Stipendio troppo basso? Ora puoi fartelo aumentare: l’esperto spiega come fare subito

Se il tuo stipendio è troppo basso sappi che puoi fartelo aumentare. Tutto quello che devi sapere al riguardo.

La Corte di Cassazione ha recentemente emesso due sentenze di fondamentale importanza (n. 28230/2023 e n. 27711/2023) che segnano una svolta significativa nella tutela dei diritti dei lavoratori in Italia. Con tali decisioni, i giudici attribuiscono ai magistrati il potere di disapplicare i contratti collettivi nazionali qualora la retribuzione prevista risulti insufficiente a garantire una vita dignitosa, in ossequio ai principi sanciti dall’articolo 36 della Costituzione.

Questo intervento rappresenta una risposta concreta al fenomeno sempre più diffuso del lavoro povero nel nostro Paese, ridefinendo il concetto di “giusta retribuzione” e aprendo nuovi scenari nel sistema delle relazioni industriali.

Stipendio troppo basso?
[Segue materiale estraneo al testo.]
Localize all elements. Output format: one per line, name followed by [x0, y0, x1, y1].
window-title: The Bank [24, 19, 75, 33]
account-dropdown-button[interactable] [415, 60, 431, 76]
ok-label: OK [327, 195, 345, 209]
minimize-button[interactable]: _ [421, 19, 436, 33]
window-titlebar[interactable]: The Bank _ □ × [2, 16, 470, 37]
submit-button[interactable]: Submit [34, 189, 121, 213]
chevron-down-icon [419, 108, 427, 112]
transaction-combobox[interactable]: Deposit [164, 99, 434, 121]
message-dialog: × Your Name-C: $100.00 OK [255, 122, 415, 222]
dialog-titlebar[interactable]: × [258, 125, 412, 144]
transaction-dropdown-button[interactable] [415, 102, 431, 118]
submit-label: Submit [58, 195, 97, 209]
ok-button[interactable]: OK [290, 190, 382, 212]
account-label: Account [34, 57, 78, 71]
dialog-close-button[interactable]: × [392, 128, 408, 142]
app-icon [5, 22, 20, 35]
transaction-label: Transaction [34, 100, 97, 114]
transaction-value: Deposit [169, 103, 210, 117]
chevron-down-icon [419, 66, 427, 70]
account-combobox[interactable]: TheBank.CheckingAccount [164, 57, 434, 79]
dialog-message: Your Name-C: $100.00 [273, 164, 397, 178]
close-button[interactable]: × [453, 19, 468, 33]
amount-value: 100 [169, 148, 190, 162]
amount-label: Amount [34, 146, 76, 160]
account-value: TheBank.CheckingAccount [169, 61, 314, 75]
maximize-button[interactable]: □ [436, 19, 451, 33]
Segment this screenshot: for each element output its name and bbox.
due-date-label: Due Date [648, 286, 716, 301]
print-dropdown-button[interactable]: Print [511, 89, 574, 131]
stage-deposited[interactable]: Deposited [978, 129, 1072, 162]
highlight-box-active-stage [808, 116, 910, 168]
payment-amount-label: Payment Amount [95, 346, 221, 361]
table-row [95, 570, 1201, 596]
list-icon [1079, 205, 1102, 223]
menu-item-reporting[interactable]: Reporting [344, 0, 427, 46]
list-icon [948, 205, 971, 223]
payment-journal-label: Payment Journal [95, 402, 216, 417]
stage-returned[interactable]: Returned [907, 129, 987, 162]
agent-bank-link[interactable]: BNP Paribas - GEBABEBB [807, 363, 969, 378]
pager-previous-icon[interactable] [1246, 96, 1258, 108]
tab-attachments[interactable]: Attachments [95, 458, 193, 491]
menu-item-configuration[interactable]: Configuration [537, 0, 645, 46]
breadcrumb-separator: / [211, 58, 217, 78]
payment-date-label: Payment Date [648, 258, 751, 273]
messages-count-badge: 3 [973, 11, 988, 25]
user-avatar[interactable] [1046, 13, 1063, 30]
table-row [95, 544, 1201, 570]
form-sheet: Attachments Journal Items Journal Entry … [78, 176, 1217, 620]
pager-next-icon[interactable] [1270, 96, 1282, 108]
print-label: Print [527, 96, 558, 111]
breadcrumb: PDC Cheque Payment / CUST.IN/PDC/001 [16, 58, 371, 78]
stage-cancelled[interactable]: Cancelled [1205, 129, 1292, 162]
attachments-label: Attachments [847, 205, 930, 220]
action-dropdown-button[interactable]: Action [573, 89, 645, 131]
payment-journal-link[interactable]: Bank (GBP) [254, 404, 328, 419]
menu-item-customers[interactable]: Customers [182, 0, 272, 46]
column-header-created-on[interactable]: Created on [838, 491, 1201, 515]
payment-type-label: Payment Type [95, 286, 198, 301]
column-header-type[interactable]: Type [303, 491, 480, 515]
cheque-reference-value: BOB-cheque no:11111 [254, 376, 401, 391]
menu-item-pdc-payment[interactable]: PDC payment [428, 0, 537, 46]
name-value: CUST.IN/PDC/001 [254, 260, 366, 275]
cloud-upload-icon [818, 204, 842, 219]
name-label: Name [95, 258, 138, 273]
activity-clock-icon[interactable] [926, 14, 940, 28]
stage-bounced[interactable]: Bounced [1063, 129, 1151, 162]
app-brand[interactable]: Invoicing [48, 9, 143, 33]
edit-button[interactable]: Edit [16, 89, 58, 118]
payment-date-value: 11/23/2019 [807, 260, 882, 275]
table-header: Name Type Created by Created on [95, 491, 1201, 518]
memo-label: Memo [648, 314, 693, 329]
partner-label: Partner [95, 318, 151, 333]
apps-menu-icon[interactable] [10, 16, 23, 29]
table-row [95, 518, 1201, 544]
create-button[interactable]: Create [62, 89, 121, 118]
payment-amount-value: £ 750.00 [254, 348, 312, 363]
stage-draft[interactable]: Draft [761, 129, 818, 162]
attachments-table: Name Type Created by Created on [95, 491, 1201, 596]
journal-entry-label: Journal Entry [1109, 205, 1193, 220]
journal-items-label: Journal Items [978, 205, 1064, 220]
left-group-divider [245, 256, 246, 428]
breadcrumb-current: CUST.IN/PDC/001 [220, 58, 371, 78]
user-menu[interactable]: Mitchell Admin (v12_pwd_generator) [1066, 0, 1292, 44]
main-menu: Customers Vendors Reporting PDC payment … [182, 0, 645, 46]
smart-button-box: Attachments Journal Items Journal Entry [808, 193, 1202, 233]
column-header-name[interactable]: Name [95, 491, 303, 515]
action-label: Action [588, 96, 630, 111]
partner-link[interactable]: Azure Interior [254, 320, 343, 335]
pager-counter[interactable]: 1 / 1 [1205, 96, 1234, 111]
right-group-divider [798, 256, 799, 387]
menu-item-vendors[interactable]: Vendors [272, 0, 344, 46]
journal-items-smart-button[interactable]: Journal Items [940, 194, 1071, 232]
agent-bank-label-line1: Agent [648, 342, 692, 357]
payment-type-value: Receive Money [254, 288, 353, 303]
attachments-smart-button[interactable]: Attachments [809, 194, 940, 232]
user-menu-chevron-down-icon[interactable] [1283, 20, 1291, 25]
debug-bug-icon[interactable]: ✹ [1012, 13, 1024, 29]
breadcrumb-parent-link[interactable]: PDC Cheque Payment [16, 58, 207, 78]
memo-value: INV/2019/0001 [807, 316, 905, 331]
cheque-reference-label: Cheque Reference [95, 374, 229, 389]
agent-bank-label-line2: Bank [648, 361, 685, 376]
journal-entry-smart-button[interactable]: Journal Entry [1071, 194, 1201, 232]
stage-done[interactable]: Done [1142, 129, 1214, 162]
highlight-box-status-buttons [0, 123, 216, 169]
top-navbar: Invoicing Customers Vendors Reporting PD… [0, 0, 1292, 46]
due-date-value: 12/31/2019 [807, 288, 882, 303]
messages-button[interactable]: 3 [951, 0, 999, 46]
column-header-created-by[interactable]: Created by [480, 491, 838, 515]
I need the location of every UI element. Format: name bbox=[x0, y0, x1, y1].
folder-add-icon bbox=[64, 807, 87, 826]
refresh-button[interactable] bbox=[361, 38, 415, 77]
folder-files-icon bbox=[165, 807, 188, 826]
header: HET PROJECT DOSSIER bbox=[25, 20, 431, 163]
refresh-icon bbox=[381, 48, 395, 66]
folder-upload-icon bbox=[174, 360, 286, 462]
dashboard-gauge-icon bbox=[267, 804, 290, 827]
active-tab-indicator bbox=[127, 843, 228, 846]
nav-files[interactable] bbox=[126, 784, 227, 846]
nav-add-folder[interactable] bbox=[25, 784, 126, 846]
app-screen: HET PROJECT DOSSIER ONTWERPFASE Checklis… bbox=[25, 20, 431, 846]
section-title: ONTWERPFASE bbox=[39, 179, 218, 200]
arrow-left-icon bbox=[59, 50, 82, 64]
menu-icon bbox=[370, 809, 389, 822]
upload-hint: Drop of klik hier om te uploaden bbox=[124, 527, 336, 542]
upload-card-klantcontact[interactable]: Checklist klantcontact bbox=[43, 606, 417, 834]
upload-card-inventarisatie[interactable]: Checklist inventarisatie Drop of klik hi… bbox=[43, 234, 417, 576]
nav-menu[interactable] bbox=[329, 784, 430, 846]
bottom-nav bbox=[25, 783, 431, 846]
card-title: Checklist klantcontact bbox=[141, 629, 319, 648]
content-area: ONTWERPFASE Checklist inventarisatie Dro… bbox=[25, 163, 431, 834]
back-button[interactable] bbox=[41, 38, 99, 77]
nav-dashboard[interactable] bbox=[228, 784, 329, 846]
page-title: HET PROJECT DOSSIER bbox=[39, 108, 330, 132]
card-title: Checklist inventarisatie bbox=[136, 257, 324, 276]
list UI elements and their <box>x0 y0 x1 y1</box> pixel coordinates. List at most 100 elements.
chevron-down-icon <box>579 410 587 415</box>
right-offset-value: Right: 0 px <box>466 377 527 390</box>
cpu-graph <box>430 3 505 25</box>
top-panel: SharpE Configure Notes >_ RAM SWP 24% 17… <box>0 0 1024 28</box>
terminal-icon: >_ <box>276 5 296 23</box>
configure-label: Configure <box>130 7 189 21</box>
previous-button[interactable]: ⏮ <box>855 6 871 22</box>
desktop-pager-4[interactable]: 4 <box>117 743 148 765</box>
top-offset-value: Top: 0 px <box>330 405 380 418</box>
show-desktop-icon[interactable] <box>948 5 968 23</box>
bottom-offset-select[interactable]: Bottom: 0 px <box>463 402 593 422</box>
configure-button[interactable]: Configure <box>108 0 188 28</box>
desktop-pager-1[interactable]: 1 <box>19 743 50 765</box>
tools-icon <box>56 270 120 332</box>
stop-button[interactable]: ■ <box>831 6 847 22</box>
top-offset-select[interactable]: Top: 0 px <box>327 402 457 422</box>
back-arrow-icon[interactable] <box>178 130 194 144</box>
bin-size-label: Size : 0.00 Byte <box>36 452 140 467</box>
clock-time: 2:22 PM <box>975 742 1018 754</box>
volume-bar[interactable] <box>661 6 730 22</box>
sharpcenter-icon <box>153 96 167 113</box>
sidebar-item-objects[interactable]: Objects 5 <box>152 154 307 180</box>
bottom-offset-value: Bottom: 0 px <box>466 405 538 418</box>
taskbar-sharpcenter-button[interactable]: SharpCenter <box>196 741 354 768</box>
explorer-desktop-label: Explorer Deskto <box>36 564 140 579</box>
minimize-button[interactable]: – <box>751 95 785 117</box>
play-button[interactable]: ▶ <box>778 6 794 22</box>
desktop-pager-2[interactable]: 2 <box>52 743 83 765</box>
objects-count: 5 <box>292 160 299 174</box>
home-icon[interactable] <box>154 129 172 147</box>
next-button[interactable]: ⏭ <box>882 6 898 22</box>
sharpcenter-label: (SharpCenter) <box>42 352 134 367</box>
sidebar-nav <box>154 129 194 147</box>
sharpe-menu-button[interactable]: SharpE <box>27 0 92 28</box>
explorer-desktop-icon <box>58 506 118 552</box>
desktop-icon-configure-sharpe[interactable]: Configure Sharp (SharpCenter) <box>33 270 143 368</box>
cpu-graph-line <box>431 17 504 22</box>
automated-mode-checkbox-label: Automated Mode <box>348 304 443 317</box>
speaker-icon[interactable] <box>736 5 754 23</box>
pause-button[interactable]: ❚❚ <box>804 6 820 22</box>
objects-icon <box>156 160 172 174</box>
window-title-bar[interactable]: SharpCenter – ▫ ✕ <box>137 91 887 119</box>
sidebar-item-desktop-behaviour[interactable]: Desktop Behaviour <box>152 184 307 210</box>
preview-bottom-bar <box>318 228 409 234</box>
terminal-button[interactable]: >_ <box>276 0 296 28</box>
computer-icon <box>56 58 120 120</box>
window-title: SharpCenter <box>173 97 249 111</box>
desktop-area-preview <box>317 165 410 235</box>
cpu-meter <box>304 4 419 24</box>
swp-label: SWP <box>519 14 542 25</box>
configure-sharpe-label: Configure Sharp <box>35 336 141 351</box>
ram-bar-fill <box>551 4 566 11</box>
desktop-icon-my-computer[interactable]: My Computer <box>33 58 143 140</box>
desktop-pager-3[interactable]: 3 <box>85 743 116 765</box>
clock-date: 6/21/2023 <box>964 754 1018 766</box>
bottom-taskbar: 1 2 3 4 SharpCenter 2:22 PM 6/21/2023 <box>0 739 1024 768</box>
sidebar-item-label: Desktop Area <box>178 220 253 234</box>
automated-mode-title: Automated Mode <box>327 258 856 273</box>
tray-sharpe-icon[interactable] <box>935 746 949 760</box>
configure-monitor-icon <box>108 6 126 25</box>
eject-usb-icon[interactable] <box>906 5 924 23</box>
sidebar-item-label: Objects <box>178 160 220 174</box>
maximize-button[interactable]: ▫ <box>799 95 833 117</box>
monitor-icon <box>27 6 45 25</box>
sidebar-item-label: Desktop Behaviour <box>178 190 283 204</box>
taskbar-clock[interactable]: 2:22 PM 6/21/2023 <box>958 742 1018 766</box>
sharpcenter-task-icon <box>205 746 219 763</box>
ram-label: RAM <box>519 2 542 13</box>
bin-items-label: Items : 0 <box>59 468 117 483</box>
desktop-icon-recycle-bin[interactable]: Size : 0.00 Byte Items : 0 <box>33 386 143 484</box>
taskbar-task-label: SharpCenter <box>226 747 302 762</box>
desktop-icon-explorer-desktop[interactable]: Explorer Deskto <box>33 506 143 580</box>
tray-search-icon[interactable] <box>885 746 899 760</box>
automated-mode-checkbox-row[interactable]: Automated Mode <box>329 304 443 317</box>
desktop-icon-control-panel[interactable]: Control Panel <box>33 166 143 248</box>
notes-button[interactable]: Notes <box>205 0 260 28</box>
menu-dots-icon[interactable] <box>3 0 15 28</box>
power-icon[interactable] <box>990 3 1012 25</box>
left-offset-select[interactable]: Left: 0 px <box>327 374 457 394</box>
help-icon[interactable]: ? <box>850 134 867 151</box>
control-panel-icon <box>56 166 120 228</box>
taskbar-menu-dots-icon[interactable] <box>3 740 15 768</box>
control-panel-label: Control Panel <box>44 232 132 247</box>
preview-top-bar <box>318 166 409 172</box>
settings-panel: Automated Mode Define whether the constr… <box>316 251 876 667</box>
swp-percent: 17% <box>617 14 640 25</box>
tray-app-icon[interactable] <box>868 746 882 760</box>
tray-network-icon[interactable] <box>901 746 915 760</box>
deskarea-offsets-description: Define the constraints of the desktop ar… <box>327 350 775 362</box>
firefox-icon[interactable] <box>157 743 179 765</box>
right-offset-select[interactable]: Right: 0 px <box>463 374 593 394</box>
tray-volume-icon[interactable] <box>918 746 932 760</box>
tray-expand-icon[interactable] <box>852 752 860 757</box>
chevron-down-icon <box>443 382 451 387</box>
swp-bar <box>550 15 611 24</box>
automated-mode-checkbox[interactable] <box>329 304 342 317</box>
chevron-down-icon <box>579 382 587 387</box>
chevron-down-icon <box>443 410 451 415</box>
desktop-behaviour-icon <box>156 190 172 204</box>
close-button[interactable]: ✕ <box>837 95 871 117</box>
Ora puoi fartelo aumentare

Fino a poco tempo fa, la giurisprudenza italiana aveva sempre considerato i contratti collettivi nazionali come il parametro inderogabile per stabilire una retribuzione “giusta” e sufficiente ai sensi dell’articolo 36 Cost. In pratica, se il lavoratore percepiva una paga conforme al CCNL applicato, si dava per scontato che il compenso fosse adeguato e capace di assicurare a lui e alla sua famiglia un’esistenza libera e dignitosa.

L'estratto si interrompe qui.